Thanks for this report

It seems at first glance that this is a problem with EuropePMC (which getpapers depends upon)

You'll see that if you search for PMID:27355041 at europepmc.org it comes up blank. Let me investigate further though.

It seems that at some point they stopped indexing by PMID and instead used the field EXT_ID (but this can also correspond to, for example, Agricola records)

This seems to work for me:
getpapers -q EXT_ID:27355041 -o test

Let me know if you have other problems

Thanks @tarrow it works very well but only where the PMID is for a paper that is Open access. Does this mean getpapers cannot mine titles and abstracts that are not open access in Pubmed/medline?

Sure; you just need to use the -a flag to also get non-open access content. Often there isn't a fulltext available for these though.
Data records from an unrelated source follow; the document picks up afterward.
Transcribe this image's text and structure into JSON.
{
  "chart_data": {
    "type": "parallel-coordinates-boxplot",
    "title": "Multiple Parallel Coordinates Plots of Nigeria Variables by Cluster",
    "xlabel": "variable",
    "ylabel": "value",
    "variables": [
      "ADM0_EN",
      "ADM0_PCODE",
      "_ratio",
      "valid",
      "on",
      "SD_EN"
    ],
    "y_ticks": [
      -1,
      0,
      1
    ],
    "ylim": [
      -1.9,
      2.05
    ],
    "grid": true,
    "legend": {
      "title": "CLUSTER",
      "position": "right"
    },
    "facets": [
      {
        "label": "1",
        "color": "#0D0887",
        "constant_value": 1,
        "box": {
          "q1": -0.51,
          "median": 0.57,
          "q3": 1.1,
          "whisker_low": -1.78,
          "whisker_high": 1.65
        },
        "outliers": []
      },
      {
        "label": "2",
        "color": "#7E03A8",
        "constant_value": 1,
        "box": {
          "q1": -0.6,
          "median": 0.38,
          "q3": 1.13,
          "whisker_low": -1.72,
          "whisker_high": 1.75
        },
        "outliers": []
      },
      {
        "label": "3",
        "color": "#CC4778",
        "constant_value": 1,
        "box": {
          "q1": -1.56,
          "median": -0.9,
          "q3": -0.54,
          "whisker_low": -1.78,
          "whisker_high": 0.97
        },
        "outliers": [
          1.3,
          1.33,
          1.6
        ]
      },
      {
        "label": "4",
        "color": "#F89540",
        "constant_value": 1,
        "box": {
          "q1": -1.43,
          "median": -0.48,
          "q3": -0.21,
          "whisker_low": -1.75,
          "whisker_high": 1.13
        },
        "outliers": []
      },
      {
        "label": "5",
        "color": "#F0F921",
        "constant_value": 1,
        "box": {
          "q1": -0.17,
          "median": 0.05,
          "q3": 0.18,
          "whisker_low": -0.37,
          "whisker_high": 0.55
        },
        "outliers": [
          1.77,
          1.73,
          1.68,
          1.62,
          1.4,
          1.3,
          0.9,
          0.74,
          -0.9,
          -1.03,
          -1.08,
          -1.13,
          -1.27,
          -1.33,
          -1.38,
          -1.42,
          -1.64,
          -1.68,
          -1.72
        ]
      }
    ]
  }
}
Thanks again.....Last question and by no means least. I have a dataset of 10 PMIDS

+------------------+
| accession_number |
+------------------+
| 27747646         |
| 27649863         |
| 27621978         |
| 27478298         |
| 27441216         |
| 27397933         |
| 27386033         |
| 27382606         |
| 27379288         |
| 27355041         |
+------------------+

How can i query 10 PMIDS in a single script?

We don't currently have a way to do this; but we probably should.

The easiest thing would be to simply write a bash script to call getpapers several times. Are you on a unix machine?

I made a new issue for this: #148

Yes I am on a unix machine...is this the same for PMCIDs?